Andre Gide, the Nobel Prize winning writer, says of Uzès, ‘O little town of Uzès! Where you in Umbria, the tourist of Paris would rush to see you!’ This small medieval town does feel like Italian olive groves rather than French vineyards should surround it.
In the fifth century Uzès became the seat of a bishop before coming under control of the counts of Toulouse. Under the Kings of France who took over in 1229, the lords of Uzès distinguished themselves as loyalists and were rewarded with the title – ‘The first Duchy of France’. And it’s really the Dukes of Uzès that have shaped the town’s history.
The current de Cressol family, who can trace their lineage as far back as Charlemagne, still reside at the Duche or ducal castle, which is the centrepiece of Uzès’ old town. Their motto ‘ferro non auro’ or ‘by iron, not gold’ alludes to their feisty nature having fought their way in to the aristocracy rather than buying their place. It might also explain why they felt the need to build a considerable castle keep!
Like nearby Nimes, Uzès embraced Calvinism and became an important Huguenot centre in France. The Huguenots were members of the French protestant church, inspired by the writings of John Calvin and mainly based in southern regions of the country. Eventually they reached over two million in number, nearly one eighth of the France’s Catholic contemporary population.
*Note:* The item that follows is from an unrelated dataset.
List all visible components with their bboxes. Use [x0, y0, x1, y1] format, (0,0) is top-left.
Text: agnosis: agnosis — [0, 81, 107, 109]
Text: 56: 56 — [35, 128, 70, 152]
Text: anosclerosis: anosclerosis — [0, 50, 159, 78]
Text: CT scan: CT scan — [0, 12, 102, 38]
As hostility grew between Huguenots and Catholics, the ‘Wars of Religion’ broke out which lasted almost two centuries and eventually, the Huguenots were suppressed, executed and forced to flee France. Only the bell tower of Uzès medieval 12th century cathedral survived the discord caused by the hostilities.
The round bell tower or Tour Fenestrell of the Cathédrale Saint-Théodorit is unique in France and rises 42 metres above the outskirts of the old town; it is, as my Rough Guide puts it, ‘strongly recalling the Leaning Tower of Pisa’. Eventually, Uzès’ remaining Catholics (including a number of forced converted Huguenots) turned to the silk trade to rejuvenate the town’s fortunes.
Encased in the one-way Boulevard Victor Hugo road, we easily wandered Uzès cobbled old town streets in just over an hour. The pedestrianised streets are crammed with small boutique shops and in fact I’m pretty sure we found the twin to Chipping Norton’s Mash. And these streets lead towards the Place aux Herbes, a large central square lined with trees. Just at the end of the summer tourist season, chairs and tables from the restaurants that line the square’s perimeter slowly creep out on to the patio.
In good weather buskers and street entertainment fill the small courtyards strewn through the old town and my dad, became embroiled in a friendly (not-so-friendly) France vs. Britain chess match (which we won!) There seems quite a strong Italian vibe in Uzès and we found a great pizzeria which was doing a roaring take away trade amongst the locals.